The Warren: Severxance Living Legacy Saga – Book One
Becca Hardy
No ISBN, Publisher, $TBA
Website: http://www.severxance.com

“Billed as Book One of the ‘Severxance Living Legacy Saga’, The Warren already states that it’s part of a series about some kind of legacy. What is striking from its first paragraph, however, is that this involves an alien stranded on earth, caught in a human torture chamber. And then things get interesting.

What if you were stranded on another world with no memory and no way home? What if you were left behind with an infant to care for, and what if your species was capable of long life and regeneration? And what if you devoted the centuries to filling in many blanks about your past and keeping your heritage a secret, only to find out that the way home is paved with strange intentions entwined with human affairs?

That’s only the opening salvo of a story that combines the best of alien investigations and human affairs to take hard sci fi to a whole new level.

Now, a note: it’s been decades since hard sci fi was at its heyday. That position has been eroded over the years by a preponderance of sword and sorcery and urban fantasy: two genres that often eschew much of any science in favor of the trappings of magic. So it’s especially refreshing and notable to find here not just a throwback to a genre that once rested firmly on hard science, but which holds a treasure trove of new possibilities.

Some of the reasons why this is possible is Becca Hardy’s attention to building believable, winning protagonists, plus an overriding mystery that permeates the story line and truly involves readers with passion and effortless reading. A twist on the traditional Simak-like Way Station setting that has her alien protagonists unwilling (and unknowing) participants in a greater experiment than an accidental stranding doesn’t hurt, either.

Another reason lies in the hard science itself. Attempts to reinvent alien transportation devices, considerations of collective memory’s wider place in the universe, and links between memories and the shape of reality itself keep science-minded readers immersed and fascinated; and that’s not an easy task in a genre overwhelmed with marginal plots, predictable routines, and (too often) one-dimensional characters.

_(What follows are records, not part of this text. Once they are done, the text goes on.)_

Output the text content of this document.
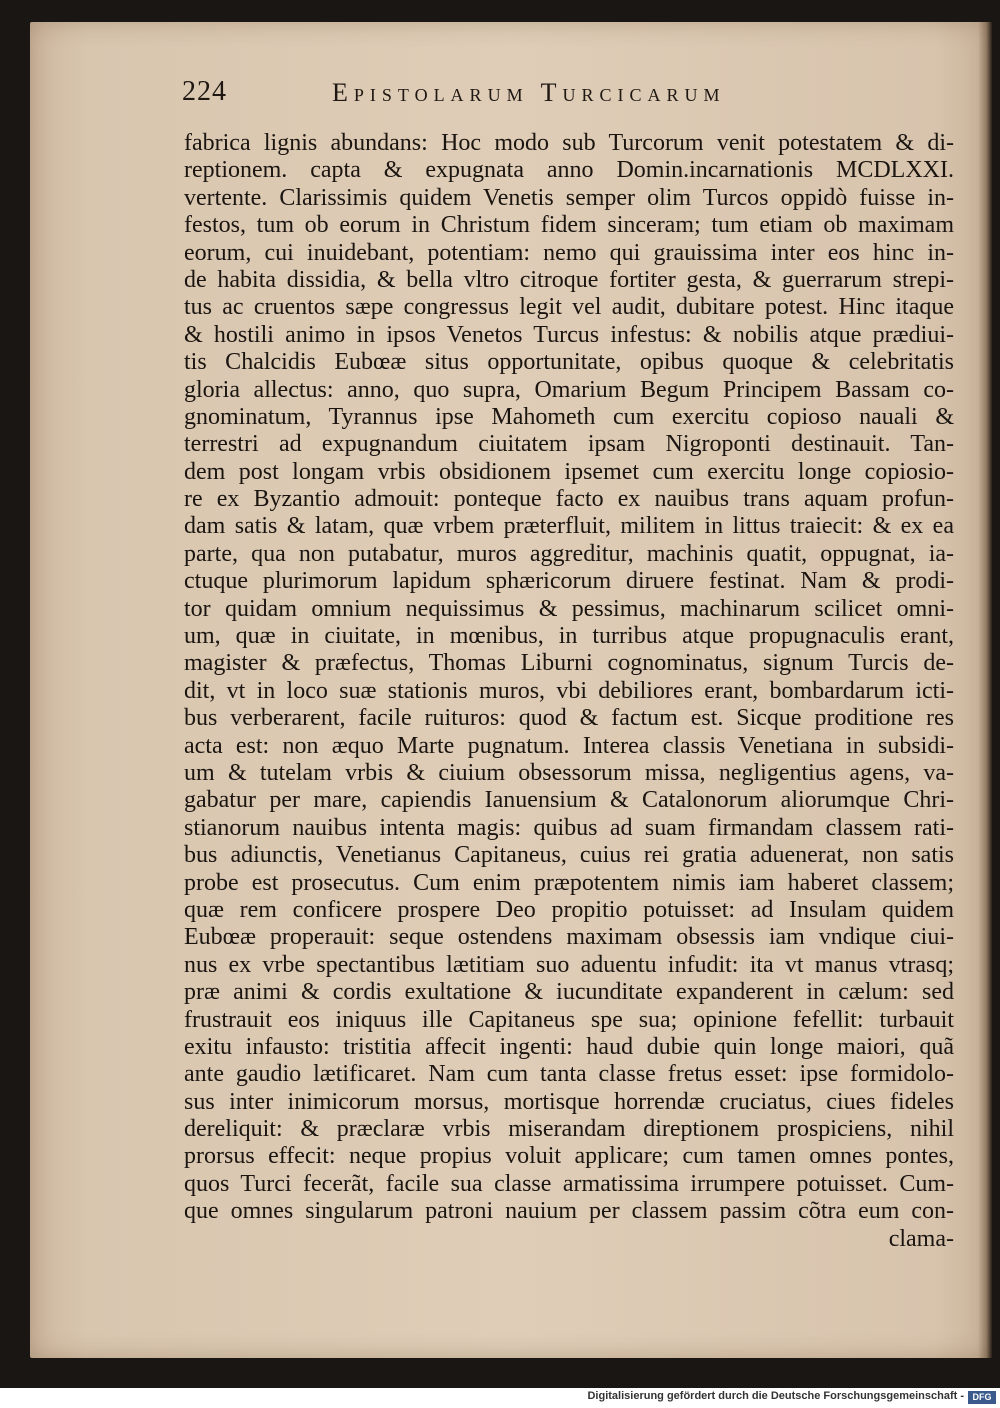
224	Epistolarum Turcicarum
fabrica lignis abundans: Hoc modo sub Turcorum venit potestatem & di-
reptionem. capta & expugnata anno Domin.incarnationis MCDLXXI.
vertente. Clarissimis quidem Venetis semper olim Turcos oppidò fuisse in-
festos, tum ob eorum in Christum fidem sinceram; tum etiam ob maximam
eorum, cui inuidebant, potentiam: nemo qui grauissima inter eos hinc in-
de habita dissidia, & bella vltro citroque fortiter gesta, & guerrarum strepi-
tus ac cruentos sæpe congressus legit vel audit, dubitare potest. Hinc itaque
& hostili animo in ipsos Venetos Turcus infestus: & nobilis atque prædiui-
tis Chalcidis Eubœæ situs opportunitate, opibus quoque & celebritatis
gloria allectus: anno, quo supra, Omarium Begum Principem Bassam co-
gnominatum, Tyrannus ipse Mahometh cum exercitu copioso nauali &
terrestri ad expugnandum ciuitatem ipsam Nigroponti destinauit. Tan-
dem post longam vrbis obsidionem ipsemet cum exercitu longe copiosio-
re ex Byzantio admouit: ponteque facto ex nauibus trans aquam profun-
dam satis & latam, quæ vrbem præterfluit, militem in littus traiecit: & ex ea
parte, qua non putabatur, muros aggreditur, machinis quatit, oppugnat, ia-
ctuque plurimorum lapidum sphæricorum diruere festinat. Nam & prodi-
tor quidam omnium nequissimus & pessimus, machinarum scilicet omni-
um, quæ in ciuitate, in mœnibus, in turribus atque propugnaculis erant,
magister & præfectus, Thomas Liburni cognominatus, signum Turcis de-
dit, vt in loco suæ stationis muros, vbi debiliores erant, bombardarum icti-
bus verberarent, facile ruituros: quod & factum est. Sicque proditione res
acta est: non æquo Marte pugnatum. Interea classis Venetiana in subsidi-
um & tutelam vrbis & ciuium obsessorum missa, negligentius agens, va-
gabatur per mare, capiendis Ianuensium & Catalonorum aliorumque Chri-
stianorum nauibus intenta magis: quibus ad suam firmandam classem rati-
bus adiunctis, Venetianus Capitaneus, cuius rei gratia aduenerat, non satis
probe est prosecutus. Cum enim præpotentem nimis iam haberet classem;
quæ rem conficere prospere Deo propitio potuisset: ad Insulam quidem
Eubœæ properauit: seque ostendens maximam obsessis iam vndique ciui-
nus ex vrbe spectantibus lætitiam suo aduentu infudit: ita vt manus vtrasq;
præ animi & cordis exultatione & iucunditate expanderent in cælum: sed
frustrauit eos iniquus ille Capitaneus spe sua; opinione fefellit: turbauit
exitu infausto: tristitia affecit ingenti: haud dubie quin longe maiori, quã
ante gaudio lætificaret. Nam cum tanta classe fretus esset: ipse formidolo-
sus inter inimicorum morsus, mortisque horrendæ cruciatus, ciues fideles
dereliquit: & præclaræ vrbis miserandam direptionem prospiciens, nihil
prorsus effecit: neque propius voluit applicare; cum tamen omnes pontes,
quos Turci fecerãt, facile sua classe armatissima irrumpere potuisset. Cum-
que omnes singularum patroni nauium per classem passim cõtra eum con-
clama-
Digitalisierung gefördert durch die Deutsche Forschungsgemeinschaft - DFG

For a sci-fi book to be truly engrossing, all of these elements must be present – and rarely are. The Warren thus stands out from the crowd in many ways, and readers who become hooked from its first words will find its action relentless, its overall science believable and sound, and its characters and their motivations exquisitely logical: “Catching a secret government agency in the act of dissecting a fellow alien was no surprise. It was the main reason he’d avoided them so long… Physical pain he could watch—take. What he couldn’t take was being out of the loop. If he hadn’t been so desperate for answers, he wouldn’t have risked chasing down his kind at all. He knew three things about the torture victim. One: He was the only other alien Foster knew of on Earth. Two: They’d arrived together. Three: The guy wanted nothing to do with him. He’d run off so fast after they landed, Foster didn’t even learn his name.”

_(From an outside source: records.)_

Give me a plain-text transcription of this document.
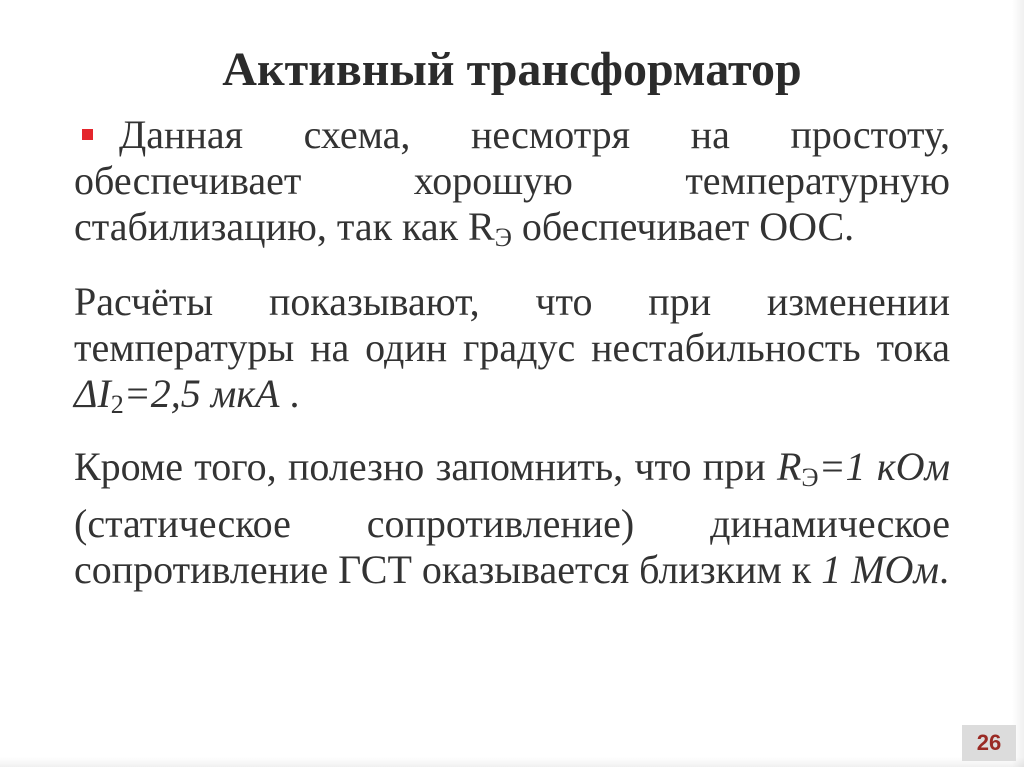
Активный трансформатор

Данная схема, несмотря на простоту, обеспечивает хорошую температурную стабилизацию, так как $R_Э$ обеспечивает ООС.

Расчёты показывают, что при изменении температуры на один градус нестабильность тока $\Delta I_2=2,5$ мкА .

Кроме того, полезно запомнить, что при $R_Э=1$ кОм (статическое сопротивление) динамическое сопротивление ГСТ оказывается близким к 1 МОм.

26
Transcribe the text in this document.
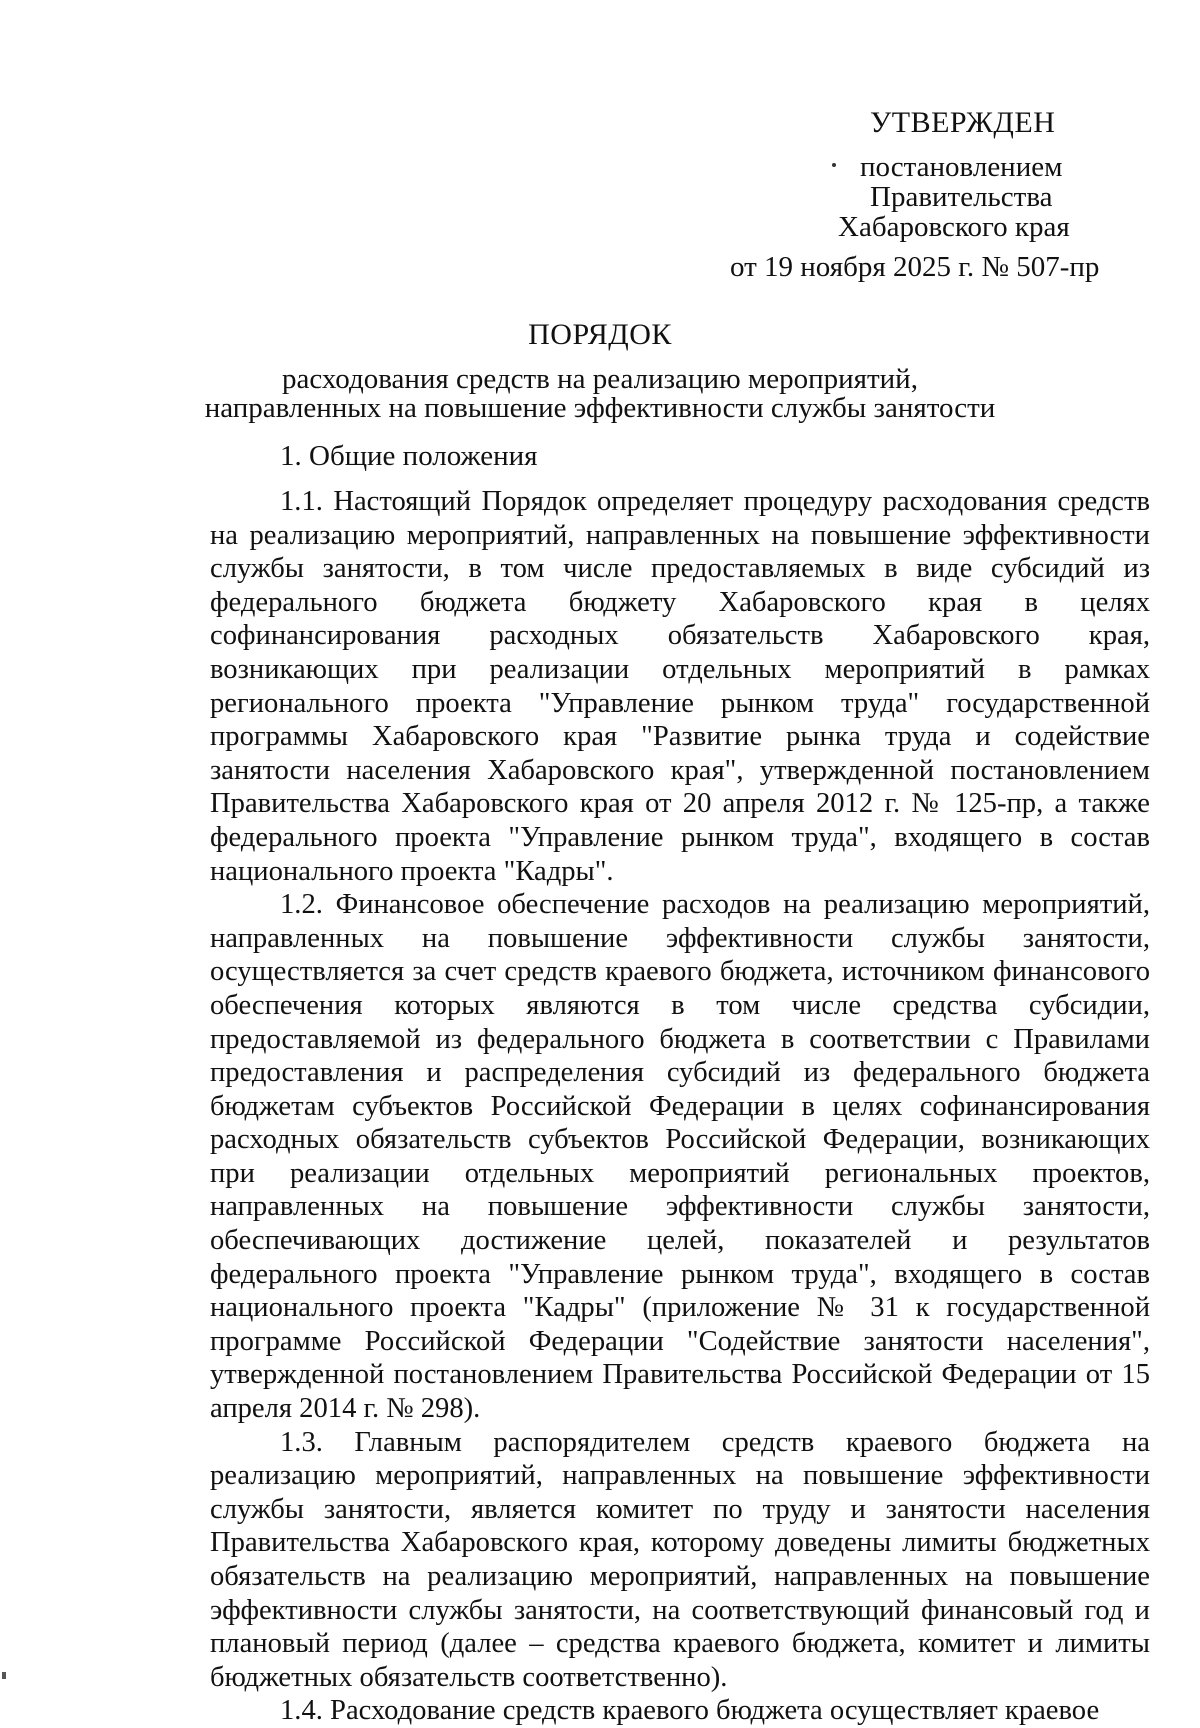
УТВЕРЖДЕН
постановлением
Правительства
Хабаровского края
от 19 ноября 2025 г. № 507-пр
ПОРЯДОК
расходования средств на реализацию мероприятий,
направленных на повышение эффективности службы занятости
1. Общие положения

1.1. Настоящий Порядок определяет процедуру расходования средств на реализацию мероприятий, направленных на повышение эффективности службы занятости, в том числе предоставляемых в виде субсидий из федерального бюджета бюджету Хабаровского края в целях софинансирования расходных обязательств Хабаровского края, возникающих при реализации отдельных мероприятий в рамках регионального проекта "Управление рынком труда" государственной программы Хабаровского края "Развитие рынка труда и содействие занятости населения Хабаровского края", утвержденной постановлением Правительства Хабаровского края от 20 апреля 2012 г. № 125-пр, а также федерального проекта "Управление рынком труда", входящего в состав национального проекта "Кадры".

1.2. Финансовое обеспечение расходов на реализацию мероприятий, направленных на повышение эффективности службы занятости, осуществляется за счет средств краевого бюджета, источником финансового обеспечения которых являются в том числе средства субсидии, предоставляемой из федерального бюджета в соответствии с Правилами предоставления и распределения субсидий из федерального бюджета бюджетам субъектов Российской Федерации в целях софинансирования расходных обязательств субъектов Российской Федерации, возникающих при реализации отдельных мероприятий региональных проектов, направленных на повышение эффективности службы занятости, обеспечивающих достижение целей, показателей и результатов федерального проекта "Управление рынком труда", входящего в состав национального проекта "Кадры" (приложение № 31 к государственной программе Российской Федерации "Содействие занятости населения", утвержденной постановлением Правительства Российской Федерации от 15 апреля 2014 г. № 298).

1.3. Главным распорядителем средств краевого бюджета на реализацию мероприятий, направленных на повышение эффективности службы занятости, является комитет по труду и занятости населения Правительства Хабаровского края, которому доведены лимиты бюджетных обязательств на реализацию мероприятий, направленных на повышение эффективности службы занятости, на соответствующий финансовый год и плановый период (далее – средства краевого бюджета, комитет и лимиты бюджетных обязательств соответственно).

1.4. Расходование средств краевого бюджета осуществляет краевое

The basic questions of identity, purpose, and life’s meaning are universal ones: their presentation here takes another turn and makes them even more poignant.

Add several aliens to the mix, stir, give them uncertain (but definite) connections and purpose and add a healthy dose of interspecies interaction and conflict and you have: violence (at times strong), humor (always sharp and unexpected), romance (a surprise ingredient), mystery (all-pervading) and hard science (complex yet easily accessible).

The Warren proves one of those compelling, can’t-put-it-down reads you’ll feel sorry to see end. But, wait – there will be more!”